Furthermore, Frøland avoids the Big Man narratives that you often encounter in popular representations of scientific discovery. We celebrate Louis Pasteur and Robert Koch for their microbiological discoveries while forgetting all the others on whose work they built. He questions the mythology around Lady Mary Wortley Montagu and Richard Jenner in the history of vaccines, and the apocryphal story of how Alexander Fleming discovered penicillin.
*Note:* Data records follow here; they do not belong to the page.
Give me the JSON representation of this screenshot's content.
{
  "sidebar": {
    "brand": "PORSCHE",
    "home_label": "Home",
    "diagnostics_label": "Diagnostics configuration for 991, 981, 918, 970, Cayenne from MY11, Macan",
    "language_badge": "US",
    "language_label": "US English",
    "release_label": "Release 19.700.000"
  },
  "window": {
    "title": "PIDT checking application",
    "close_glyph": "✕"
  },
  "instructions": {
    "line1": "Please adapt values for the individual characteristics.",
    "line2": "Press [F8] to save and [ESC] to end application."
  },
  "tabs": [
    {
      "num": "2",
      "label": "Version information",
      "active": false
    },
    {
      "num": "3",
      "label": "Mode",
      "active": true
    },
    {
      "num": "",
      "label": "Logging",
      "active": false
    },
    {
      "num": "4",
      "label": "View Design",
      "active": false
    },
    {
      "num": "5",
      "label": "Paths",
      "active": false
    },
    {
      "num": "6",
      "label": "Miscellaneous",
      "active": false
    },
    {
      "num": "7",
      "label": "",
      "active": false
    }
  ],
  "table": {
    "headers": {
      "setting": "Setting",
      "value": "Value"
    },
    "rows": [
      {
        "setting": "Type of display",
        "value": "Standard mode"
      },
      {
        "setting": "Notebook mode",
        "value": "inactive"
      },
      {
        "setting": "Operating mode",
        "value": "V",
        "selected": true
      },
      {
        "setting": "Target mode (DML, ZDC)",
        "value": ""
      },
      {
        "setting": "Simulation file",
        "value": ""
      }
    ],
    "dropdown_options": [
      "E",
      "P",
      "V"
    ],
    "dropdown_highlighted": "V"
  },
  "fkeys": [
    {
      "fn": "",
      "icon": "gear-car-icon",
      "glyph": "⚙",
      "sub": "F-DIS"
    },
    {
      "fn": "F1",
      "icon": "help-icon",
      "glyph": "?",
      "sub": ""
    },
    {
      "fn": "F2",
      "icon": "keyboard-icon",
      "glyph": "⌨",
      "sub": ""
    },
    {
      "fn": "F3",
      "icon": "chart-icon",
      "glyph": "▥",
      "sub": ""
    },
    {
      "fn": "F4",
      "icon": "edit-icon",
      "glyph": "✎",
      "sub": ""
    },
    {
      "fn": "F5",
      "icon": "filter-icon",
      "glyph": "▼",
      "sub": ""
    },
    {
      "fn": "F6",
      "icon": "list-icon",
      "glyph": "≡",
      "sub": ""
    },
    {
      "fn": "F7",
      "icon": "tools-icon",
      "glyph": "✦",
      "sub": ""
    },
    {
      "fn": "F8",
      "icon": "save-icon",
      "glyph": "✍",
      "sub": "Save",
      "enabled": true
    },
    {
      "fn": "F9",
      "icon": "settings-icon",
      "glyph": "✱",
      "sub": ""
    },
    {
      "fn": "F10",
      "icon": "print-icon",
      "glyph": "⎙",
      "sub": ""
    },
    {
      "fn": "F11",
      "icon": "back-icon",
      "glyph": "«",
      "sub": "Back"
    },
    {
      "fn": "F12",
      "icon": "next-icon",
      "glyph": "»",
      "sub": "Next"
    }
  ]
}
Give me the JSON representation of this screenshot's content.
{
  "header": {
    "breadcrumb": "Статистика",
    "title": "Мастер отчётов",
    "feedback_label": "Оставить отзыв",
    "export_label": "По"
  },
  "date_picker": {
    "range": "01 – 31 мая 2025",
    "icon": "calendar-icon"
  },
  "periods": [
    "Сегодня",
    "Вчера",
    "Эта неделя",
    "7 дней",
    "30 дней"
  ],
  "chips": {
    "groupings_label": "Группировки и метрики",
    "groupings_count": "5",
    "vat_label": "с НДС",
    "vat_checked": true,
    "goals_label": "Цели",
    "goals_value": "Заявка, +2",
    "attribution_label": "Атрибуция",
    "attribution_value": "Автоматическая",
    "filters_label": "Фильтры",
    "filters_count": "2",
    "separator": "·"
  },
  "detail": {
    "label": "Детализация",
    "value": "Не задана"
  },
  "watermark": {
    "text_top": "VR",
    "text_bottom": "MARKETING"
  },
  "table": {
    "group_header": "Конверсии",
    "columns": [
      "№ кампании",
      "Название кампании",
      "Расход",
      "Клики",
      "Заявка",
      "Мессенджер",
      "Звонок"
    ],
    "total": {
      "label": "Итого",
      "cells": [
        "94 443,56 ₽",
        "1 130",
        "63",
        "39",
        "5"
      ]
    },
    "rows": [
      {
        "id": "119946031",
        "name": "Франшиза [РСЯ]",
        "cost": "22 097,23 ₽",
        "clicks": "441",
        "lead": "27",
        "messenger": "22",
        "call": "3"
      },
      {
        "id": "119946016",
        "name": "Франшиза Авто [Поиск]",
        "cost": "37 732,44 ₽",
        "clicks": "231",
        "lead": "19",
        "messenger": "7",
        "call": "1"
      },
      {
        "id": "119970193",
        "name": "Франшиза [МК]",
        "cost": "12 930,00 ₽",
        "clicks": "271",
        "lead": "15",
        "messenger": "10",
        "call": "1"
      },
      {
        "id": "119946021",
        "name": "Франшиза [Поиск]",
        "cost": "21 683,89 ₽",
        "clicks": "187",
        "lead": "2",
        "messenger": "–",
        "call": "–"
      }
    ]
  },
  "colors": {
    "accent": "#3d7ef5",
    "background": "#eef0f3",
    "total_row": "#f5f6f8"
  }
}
Furthermore, Frøland is measured regarding what we do and do not know about, for instance, the microbial cause of chronic diseases or the actual threat of zombie viruses waking up as the world’s permafrost melts. And he shows a welcome degree of moderateness when discussing the balance between anti-epidemic measures and the costs to societies and individuals. As a medical doctor, he is less strident than you might expect when considering the very serious issue of vaccine hesitancy, and whether coercive measures are a good way of dealing with this.
As usual with Reaktion Books, the book is richly illustrated. I admit that I did not find the writing as captivating as some other books on this topic, but there is so much interesting historical material here that the book grips you in its own way. Overall then,
Duel Without End is a broad, all-round introduction to the history of epidemics and pandemics that favours level-headed discussion over hyperbole.